Durante a manifestação popular, foi também anunciado aplicativo da Codiub que trará informações aos motoristas de preços e postos
Foto/jairo Chagas
Foi realizada na noite desta sexta-feira (7) a audiência pública sobre o preço de combustíveis na cidade de Uberaba. A reunião foi feita por iniciativa popular pelo representante dos grupos no WhatsApp “Preço de Combustíveis”, Ricardo Teles. Durante o encontro foram apresentados dados técnicos sobre os preços dos combustíveis e também foi anunciado a aplicativo “Preço Bomba”.
Para abrir a reunião, o presidente da Fundação Municipal de Proteção e Defesa do Consumidor (Procon), Marcelo Venturoso, abordou aspectos que colaboram para compreensão sobre o papel da Fundação. Foram detalhadas informações técnicas sobre como é feita a composição de preços, como é a composição dos próprios combustíveis, a cadeia de comercialização e de que forma o preço final chega ao consumidor.
"Esclarecemos detalhes sobre de quem é a competência para analisar práticas imputadas, como a prática de cartel, irregularidades e abusos de preços.
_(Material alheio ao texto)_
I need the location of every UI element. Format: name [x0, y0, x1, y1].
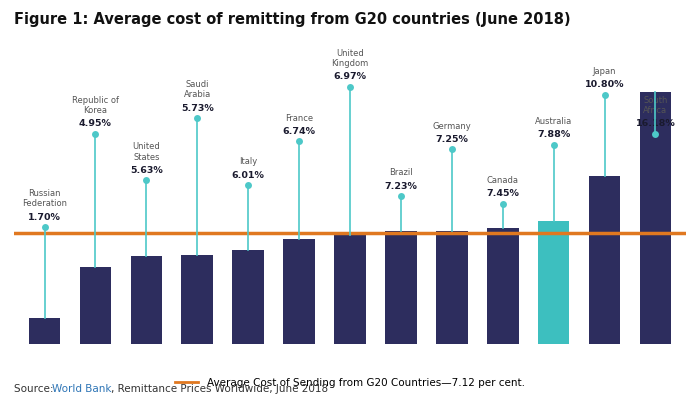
Text: 16.18%: 16.18% [636, 119, 676, 128]
Text: United
States: United States [132, 142, 160, 162]
Bar [436, 231, 468, 344]
Text: Source:: Source: [14, 384, 57, 394]
Text: 10.80%: 10.80% [584, 80, 624, 89]
Bar [334, 236, 366, 344]
Legend: Average Cost of Sending from G20 Countries—7.12 per cent.: Average Cost of Sending from G20 Countri… [172, 374, 528, 392]
Text: Saudi
Arabia: Saudi Arabia [183, 80, 211, 100]
Text: South
Africa: South Africa [643, 96, 668, 115]
Bar [131, 256, 162, 344]
Bar [181, 255, 213, 344]
Text: Japan: Japan [593, 67, 616, 76]
Text: France: France [285, 114, 313, 123]
Bar [538, 221, 569, 344]
Bar [589, 176, 620, 344]
Bar [385, 231, 416, 344]
Bar [29, 318, 60, 344]
Text: Germany: Germany [433, 122, 471, 130]
Text: 4.95%: 4.95% [79, 119, 112, 128]
Bar [80, 267, 111, 344]
Text: Brazil: Brazil [389, 168, 413, 177]
Text: Canada: Canada [486, 176, 519, 185]
Text: World Bank: World Bank [52, 384, 112, 394]
Text: Russian
Federation: Russian Federation [22, 189, 67, 208]
Text: Figure 1: Average cost of remitting from G20 countries (June 2018): Figure 1: Average cost of remitting from… [14, 12, 570, 27]
Text: 5.63%: 5.63% [130, 166, 162, 175]
Bar [640, 92, 671, 344]
Text: Republic of
Korea: Republic of Korea [72, 96, 119, 115]
Text: 6.01%: 6.01% [232, 171, 265, 180]
Bar [232, 250, 264, 344]
Text: 7.23%: 7.23% [384, 182, 417, 190]
Text: 6.97%: 6.97% [333, 72, 367, 82]
Text: 7.45%: 7.45% [486, 189, 519, 198]
Text: 6.74%: 6.74% [283, 127, 316, 136]
Bar [487, 228, 519, 344]
Text: 7.88%: 7.88% [537, 130, 570, 139]
Text: United
Kingdom: United Kingdom [331, 49, 369, 68]
Text: Australia: Australia [535, 117, 573, 126]
Text: 7.25%: 7.25% [435, 135, 468, 144]
Text: 1.70%: 1.70% [28, 213, 61, 222]
Bar [284, 239, 315, 344]
Text: , Remittance Prices Worldwide, June 2018: , Remittance Prices Worldwide, June 2018 [111, 384, 328, 394]
Text: Italy: Italy [239, 158, 258, 166]
Text: 5.73%: 5.73% [181, 104, 214, 113]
Até onde nós, enquanto Procon e enquanto Prefeitura, podemos atuar, e onde nossa atuação para", explicou Marcelo.
O presidente do Procon deixou claro que acordos para formação de preços e elevação sem justa causa, por exemplo, são práticas ilegais, e investigações e questões de ordem criminal são de competência policial. "Indícios econômicos precisam estar acompanhados de provas diretas associadas à existência de um acordo para prejudicar a concorrência". Pontuo, ainda, que o Procon, dentro de suas competências, não pode estabelecer com clareza parâmetros que classifiquem o preço como abusivo.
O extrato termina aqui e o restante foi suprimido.